Broadband – clarification from the Minister

The Minister sent me this letter to answer rumours that the government is giving up support for fast broadband for the 5% most difficult parts of the network:

You may have read stories in the press last week suggesting the Government has abandoned its commitment to giving all households in the UK access to fast broadband.

This is not correct.

When we came to office in 2010, only 45 per cent of the country had access to superfast broadband. Today, we have provided superfast broadband access to 90 per cent of the UK – some additional 4 million homes and businesses. By the end of next year, we will have reached 95 per cent. This is a result of £1.7 billion of investment from the Government, local councils, the devolved administrations and BT.
And we have always been clear that we would not stop there, and would continue working to connect rural areas. That is why we plan to bring in legislation that will bring broadband to the remaining 5% hardest-to-reach areas. People and businesses in those areas will have a legal entitlement to request fast broadband, and up to a reasonable cost threshold, they must be provided with it. We have already consulted on this, and the consultation document can be read here: https://www.gov.uk/government/consultations/broadband-universal-service-obligation.

The UK now leads Europe on broadband speed, coverage, price and competition. And our Broadband Universal Service Obligation for the final 5% will set an ambition for speeds of 10mbps – the speed needed to meet the demands of today’s typical family and many small businesses. This is higher than anywhere else in Europe. For example, Spain and Finland set their USO speed at just 1mbps. And – crucially – as average speeds increase, so the speed of the USO can be increased, so that it keeps pace with what people need.

As we made clear in our consultation document in March, this new Broadband Service Obligation means that fast broadband will be available on request, putting broadband connections on a par with the obligation to provide a telephone line. Just as there is for telephone lines, there will need to be a cap on the cost that the universal service provider or providers can be reasonably expected to pay.

We will consult on the exact detail of this aspect of the Obligation once the legislation is in place, and I will make sure that consultation is flagged up to you. So be in no doubt, the PM’s commitment is firmly in place. And it is a commitment that forms a key part of the Government’s intention to move the whole country forward with our broadband rollout.

I hope this letter helps to allay any concerns about this Government’s commitment to introducing a USO.

 

(If constituents have difficulties with broadband service please let me know so I can take it up with the government or provider.)

 

3 Comments

  1. Mark
    May 10, 2016

    Unfortunately the chosen system of FTTC to cover most of the country leaves us heavily invested in a technological backwater. We should instead have pursued the FTTP solutions of the likes of B4RN and Gigaclear that build in network resilience and a high degree of future proofing with speeds up to 100 times faster than the proposed USO – and they are achieving it at far lower cost than Openreach’s FTTP solutions.

    Meanwhile when I discovered that there is now an FTTP link to a point a couple of hundred yards away from me, my (non-BT) ISP advised me that fibre is not available for my home (either as FTTP or as some hybrid solution).

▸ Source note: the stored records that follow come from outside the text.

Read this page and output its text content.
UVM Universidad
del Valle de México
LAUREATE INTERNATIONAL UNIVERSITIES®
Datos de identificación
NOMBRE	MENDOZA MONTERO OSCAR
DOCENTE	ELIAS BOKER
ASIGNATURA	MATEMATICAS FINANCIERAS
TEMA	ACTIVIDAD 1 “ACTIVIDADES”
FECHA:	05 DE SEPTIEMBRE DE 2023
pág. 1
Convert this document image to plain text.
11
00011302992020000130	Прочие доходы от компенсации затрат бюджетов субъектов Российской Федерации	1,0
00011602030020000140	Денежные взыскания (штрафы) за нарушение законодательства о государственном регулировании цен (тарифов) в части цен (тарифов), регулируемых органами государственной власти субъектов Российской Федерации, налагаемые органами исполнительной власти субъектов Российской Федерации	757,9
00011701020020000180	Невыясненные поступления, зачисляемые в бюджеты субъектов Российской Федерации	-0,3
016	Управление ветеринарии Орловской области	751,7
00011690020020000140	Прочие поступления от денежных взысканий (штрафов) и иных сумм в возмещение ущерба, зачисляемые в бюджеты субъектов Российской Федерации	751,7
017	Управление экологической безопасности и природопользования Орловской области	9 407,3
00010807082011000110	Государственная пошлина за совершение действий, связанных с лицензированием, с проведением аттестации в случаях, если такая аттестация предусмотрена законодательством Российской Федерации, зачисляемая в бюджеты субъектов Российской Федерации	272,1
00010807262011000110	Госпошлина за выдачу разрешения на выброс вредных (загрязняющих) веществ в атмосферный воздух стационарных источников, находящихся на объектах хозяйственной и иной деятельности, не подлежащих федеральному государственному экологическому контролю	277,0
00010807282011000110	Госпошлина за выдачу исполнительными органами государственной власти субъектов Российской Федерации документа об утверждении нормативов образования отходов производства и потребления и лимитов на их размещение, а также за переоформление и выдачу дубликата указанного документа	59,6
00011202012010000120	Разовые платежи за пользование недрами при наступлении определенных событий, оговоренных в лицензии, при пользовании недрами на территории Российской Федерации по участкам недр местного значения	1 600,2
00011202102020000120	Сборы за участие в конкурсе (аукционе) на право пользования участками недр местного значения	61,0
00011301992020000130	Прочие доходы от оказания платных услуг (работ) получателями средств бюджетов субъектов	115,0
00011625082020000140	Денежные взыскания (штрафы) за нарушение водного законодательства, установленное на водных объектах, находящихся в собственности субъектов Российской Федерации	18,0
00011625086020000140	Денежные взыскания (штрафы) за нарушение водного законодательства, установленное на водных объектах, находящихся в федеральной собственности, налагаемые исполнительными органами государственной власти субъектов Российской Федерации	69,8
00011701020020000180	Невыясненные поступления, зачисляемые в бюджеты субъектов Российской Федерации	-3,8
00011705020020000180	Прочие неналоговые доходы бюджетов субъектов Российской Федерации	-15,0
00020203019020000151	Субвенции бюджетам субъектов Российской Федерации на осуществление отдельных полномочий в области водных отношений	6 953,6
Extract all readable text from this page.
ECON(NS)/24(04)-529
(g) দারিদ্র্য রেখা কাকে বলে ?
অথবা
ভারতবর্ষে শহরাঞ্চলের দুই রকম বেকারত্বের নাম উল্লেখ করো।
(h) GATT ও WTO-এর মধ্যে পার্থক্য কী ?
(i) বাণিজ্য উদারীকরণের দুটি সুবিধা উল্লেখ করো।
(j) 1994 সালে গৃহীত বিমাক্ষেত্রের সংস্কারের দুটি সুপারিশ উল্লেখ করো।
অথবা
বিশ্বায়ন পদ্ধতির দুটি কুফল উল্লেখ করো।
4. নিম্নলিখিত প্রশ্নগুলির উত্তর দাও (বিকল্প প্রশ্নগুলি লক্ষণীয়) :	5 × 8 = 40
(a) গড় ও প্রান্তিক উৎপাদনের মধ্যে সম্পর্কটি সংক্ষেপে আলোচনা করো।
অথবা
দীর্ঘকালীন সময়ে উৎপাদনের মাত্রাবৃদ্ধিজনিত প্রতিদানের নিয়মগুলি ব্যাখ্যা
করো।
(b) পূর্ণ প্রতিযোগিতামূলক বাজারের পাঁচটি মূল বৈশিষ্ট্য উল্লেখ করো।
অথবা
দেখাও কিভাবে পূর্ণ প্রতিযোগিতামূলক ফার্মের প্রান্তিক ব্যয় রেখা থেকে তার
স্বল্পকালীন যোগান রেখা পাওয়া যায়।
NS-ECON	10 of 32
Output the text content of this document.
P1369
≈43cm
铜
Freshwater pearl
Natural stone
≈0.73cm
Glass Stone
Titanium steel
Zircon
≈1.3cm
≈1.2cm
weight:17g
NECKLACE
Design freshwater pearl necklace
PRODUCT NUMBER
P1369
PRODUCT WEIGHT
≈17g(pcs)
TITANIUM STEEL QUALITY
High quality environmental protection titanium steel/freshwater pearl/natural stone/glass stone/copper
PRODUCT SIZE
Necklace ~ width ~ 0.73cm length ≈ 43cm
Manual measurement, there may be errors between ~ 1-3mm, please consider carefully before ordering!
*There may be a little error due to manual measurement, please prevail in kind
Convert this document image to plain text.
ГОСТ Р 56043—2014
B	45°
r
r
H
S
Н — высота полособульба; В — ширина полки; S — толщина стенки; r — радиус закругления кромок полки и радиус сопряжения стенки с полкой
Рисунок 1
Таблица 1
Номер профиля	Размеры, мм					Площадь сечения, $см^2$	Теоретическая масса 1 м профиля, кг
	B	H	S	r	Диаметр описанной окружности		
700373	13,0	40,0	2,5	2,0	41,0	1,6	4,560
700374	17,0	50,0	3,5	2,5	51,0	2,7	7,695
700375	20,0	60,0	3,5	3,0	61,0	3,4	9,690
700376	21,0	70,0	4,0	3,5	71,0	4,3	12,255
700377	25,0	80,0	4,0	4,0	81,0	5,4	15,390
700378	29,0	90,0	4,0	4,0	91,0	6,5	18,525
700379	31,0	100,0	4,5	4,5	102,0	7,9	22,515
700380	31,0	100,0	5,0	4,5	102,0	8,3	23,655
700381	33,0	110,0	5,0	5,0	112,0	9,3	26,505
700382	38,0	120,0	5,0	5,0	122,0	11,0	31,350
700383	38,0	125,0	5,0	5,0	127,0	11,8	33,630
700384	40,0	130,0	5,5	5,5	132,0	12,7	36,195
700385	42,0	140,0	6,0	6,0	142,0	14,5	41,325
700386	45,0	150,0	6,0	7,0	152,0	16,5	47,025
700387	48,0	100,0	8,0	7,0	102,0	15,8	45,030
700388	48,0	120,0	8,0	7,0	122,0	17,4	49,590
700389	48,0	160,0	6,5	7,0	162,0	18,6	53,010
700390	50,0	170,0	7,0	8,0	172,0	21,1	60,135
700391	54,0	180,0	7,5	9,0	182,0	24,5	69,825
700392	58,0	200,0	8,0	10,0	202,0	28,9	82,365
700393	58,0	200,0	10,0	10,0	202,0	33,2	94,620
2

This is of course because BT Openreach has retained a monopoly on the FTTP link. OFCOM and the Minister have a lot of work to do to ensure proper competition, and to promote fibre buildout in a cost competitive fashion.

  2. The Meissen Bison
    May 10, 2016

    we have provided superfast broadband access to 90 per cent of the UK – some additional 4 million homes and businesses. By the end of next year, we will have reached 95 per cent. This is a result of £1.7 billion of investment from the GovernmentSorry, no. You and the government have not provided a bean. You have merely distorted, by using tax-payers’ money, a market that would have prospered better without state involvement.

  3. lojolondon
    May 11, 2016

    Redirecting just 1% of the HS2 budget would have enabled broadband to the entire UK ages ago. Time to forget about outdated 19th century technology and focus on 22nd century technology!